The new PAC is aimed at not only helping to build a broader base of GOP candidates but may rally public support for conservative initiatives in Congress. There has been increasing chatter lately about Cantor being a GOP vice presidential nominee, but there is apparently no connection between those rumors and the formation of the new super PAC.
Traditionally, members of Congress raise money for their campaigns through personal campaign accounts. Senior members then started "leadership PACs" that could distribute campaign funds to allied candidates. The super PACs may be rewriting the playbook of congressional fundraising. Under the Supreme Court's 2010 Citizens United vs. Federal Election Commission decision, independent political committees are permitted to collect unlimited funds from unions, corporations or individuals, though the contributions must be disclosed in biannual filings with the FEC. Spending by these political action committees cannot be coordinated with official candidate campaigns.
"This super PAC is completely independent of anything Eric Cantor or any other member is doing," Murray said. "Its purpose is to support candidates and policies that are modeled after the young guns movement."
Murray said the new super PAC hasn't yet started but that he hopes to open a bank account soon. Democrats have also launched a super PAC to support House candidates.
Campaign finance reform advocate Fred Wertheimer said the news is disturbing.

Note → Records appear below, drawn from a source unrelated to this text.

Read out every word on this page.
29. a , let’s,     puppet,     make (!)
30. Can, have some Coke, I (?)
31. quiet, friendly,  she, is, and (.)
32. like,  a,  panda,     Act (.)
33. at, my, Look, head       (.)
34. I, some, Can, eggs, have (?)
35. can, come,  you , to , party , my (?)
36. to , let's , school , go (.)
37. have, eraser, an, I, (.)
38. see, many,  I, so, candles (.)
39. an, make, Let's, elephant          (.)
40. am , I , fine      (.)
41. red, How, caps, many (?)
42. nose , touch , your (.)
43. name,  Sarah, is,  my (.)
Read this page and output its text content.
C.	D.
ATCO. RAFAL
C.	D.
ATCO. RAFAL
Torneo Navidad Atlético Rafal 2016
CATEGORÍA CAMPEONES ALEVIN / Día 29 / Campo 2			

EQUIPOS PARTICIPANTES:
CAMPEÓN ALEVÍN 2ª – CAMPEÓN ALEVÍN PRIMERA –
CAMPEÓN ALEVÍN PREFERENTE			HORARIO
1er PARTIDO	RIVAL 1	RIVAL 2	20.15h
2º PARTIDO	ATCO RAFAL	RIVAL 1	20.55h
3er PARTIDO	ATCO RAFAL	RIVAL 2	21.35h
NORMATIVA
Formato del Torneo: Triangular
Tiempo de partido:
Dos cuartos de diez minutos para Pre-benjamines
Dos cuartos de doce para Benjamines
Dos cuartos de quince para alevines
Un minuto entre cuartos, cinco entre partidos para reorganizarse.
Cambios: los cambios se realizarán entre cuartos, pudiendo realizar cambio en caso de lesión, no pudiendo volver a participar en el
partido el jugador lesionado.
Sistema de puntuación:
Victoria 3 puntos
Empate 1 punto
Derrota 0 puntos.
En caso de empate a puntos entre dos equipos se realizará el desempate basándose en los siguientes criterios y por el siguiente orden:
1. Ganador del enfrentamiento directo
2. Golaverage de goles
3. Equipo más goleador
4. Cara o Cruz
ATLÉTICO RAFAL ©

“A super PAC to support a movement being led by key House Republican leaders opens the door wide to influence-buying with these leaders by allowing donors to give corrupting, unlimited campaign contributions to directly support the efforts of the House leaders,” he said. “This year represents the first time since 1974 that influence-seeking donors will be able to provide unlimited campaign contributions to directly support the efforts of federal officeholders.”